Entre as pautas destacadas por parlamentares, um ministro da região e pelo governador do Amazonas, Wilson Lima (União), estão propostas que pretendem colocar na Constituição o Marco Temporal na demarcação de terras indígenas, os próximos pontos de regulamentação da Reforma Tributária, a repavimentação do Trecho do Meio da BR-319 (que liga Manaus-AM a Porto Velho-RO) e temas de desenvolvimento sustentável.
Para o senador Randolfe Rodrigues (PT-AP), a defesa e a proteção da Amazônia é uma prioridade do governo federal com o “reconhecimento e o desenvolvimento sustentável de sua gente”. Para o parlamentar, a agenda do presidente Lula é voltar-se para a reconstrução nacional, incluindo a defesa dos povos indígenas e combate aos efeitos do aquecimento global.

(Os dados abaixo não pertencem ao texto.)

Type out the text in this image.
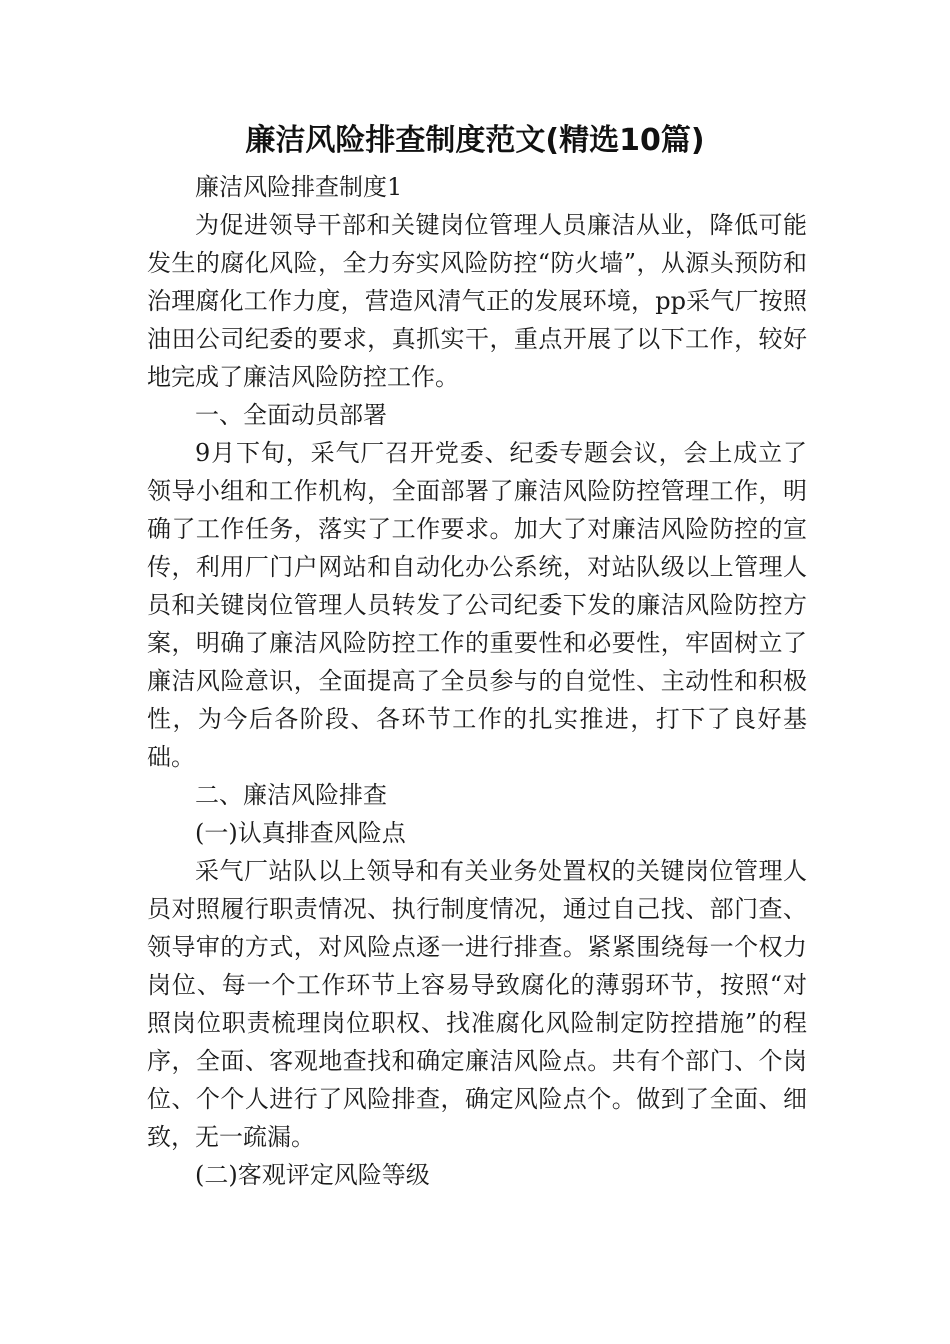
廉洁风险排查制度范文(精选10篇)

廉洁风险排查制度1

为促进领导干部和关键岗位管理人员廉洁从业，降低可能发生的腐化风险，全力夯实风险防控“防火墙”，从源头预防和治理腐化工作力度，营造风清气正的发展环境，pp采气厂按照油田公司纪委的要求，真抓实干，重点开展了以下工作，较好地完成了廉洁风险防控工作。

一、全面动员部署

9月下旬，采气厂召开党委、纪委专题会议，会上成立了领导小组和工作机构，全面部署了廉洁风险防控管理工作，明确了工作任务，落实了工作要求。加大了对廉洁风险防控的宣传，利用厂门户网站和自动化办公系统，对站队级以上管理人员和关键岗位管理人员转发了公司纪委下发的廉洁风险防控方案，明确了廉洁风险防控工作的重要性和必要性，牢固树立了廉洁风险意识，全面提高了全员参与的自觉性、主动性和积极性，为今后各阶段、各环节工作的扎实推进，打下了良好基础。

二、廉洁风险排查

(一)认真排查风险点

采气厂站队以上领导和有关业务处置权的关键岗位管理人员对照履行职责情况、执行制度情况，通过自己找、部门查、领导审的方式，对风险点逐一进行排查。紧紧围绕每一个权力岗位、每一个工作环节上容易导致腐化的薄弱环节，按照“对照岗位职责梳理岗位职权、找准腐化风险制定防控措施”的程序，全面、客观地查找和确定廉洁风险点。共有个部门、个岗位、个个人进行了风险排查，确定风险点个。做到了全面、细致，无一疏漏。

(二)客观评定风险等级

“Desenvolver com sustentabilidade não significa que os interesses que os povos da Amazônia querem e defendem para o seu desenvolvimento não são da agenda do governo. A nossa agenda para a Amazônia vai ser voltada a isso, ao desenvolvimento de sustentabilidade e com a defesa dos povos da floresta”, afirmou.

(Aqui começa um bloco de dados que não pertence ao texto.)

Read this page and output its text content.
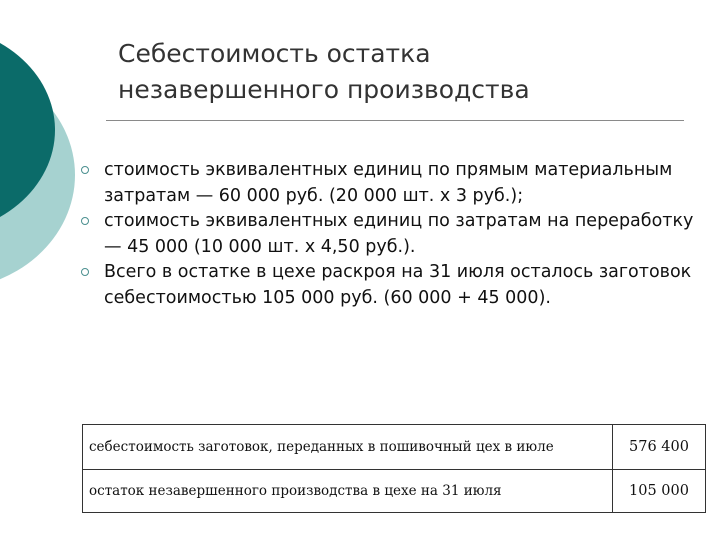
Себестоимость остатка
незавершенного производства
стоимость эквивалентных единиц по прямым материальным затратам — 60 000 руб. (20 000 шт. х 3 руб.);
стоимость эквивалентных единиц по затратам на переработку — 45 000 (10 000 шт. х 4,50 руб.).
Всего в остатке в цехе раскроя на 31 июля осталось заготовок себестоимостью 105 000 руб. (60 000 + 45 000).
себестоимость заготовок, переданных в пошивочный цех в июле	576 400
остаток незавершенного производства в цехе на 31 июля	105 000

O senador Marcos Rogério (PL), da bancada de Rondônia, disse acreditar que a nova configuração política, construída para a eleição de Davi Alcolumbre, dará protagonismo à oposição, a partir de 2025 no Senado, principalmente porque vai presidir duas comissões estratégicas: de Infraestrutura e de Segurança Pública. No mandato de Rodrigo Pacheco (PSD-MG), a oposição ficou de fora das comissões mais cobiçadas. Essa nova configuração, reiterou o parlamentar, ajudará a encaminhar pautas prioritárias importantes também para a região amazônica.
“Acho que ali [na Amazônia] nós temos diversas ações, a política do desenvolvimento regional. Ela precisa ser revista nesse momento com muito cuidado”, afirmou Marcos Rogério.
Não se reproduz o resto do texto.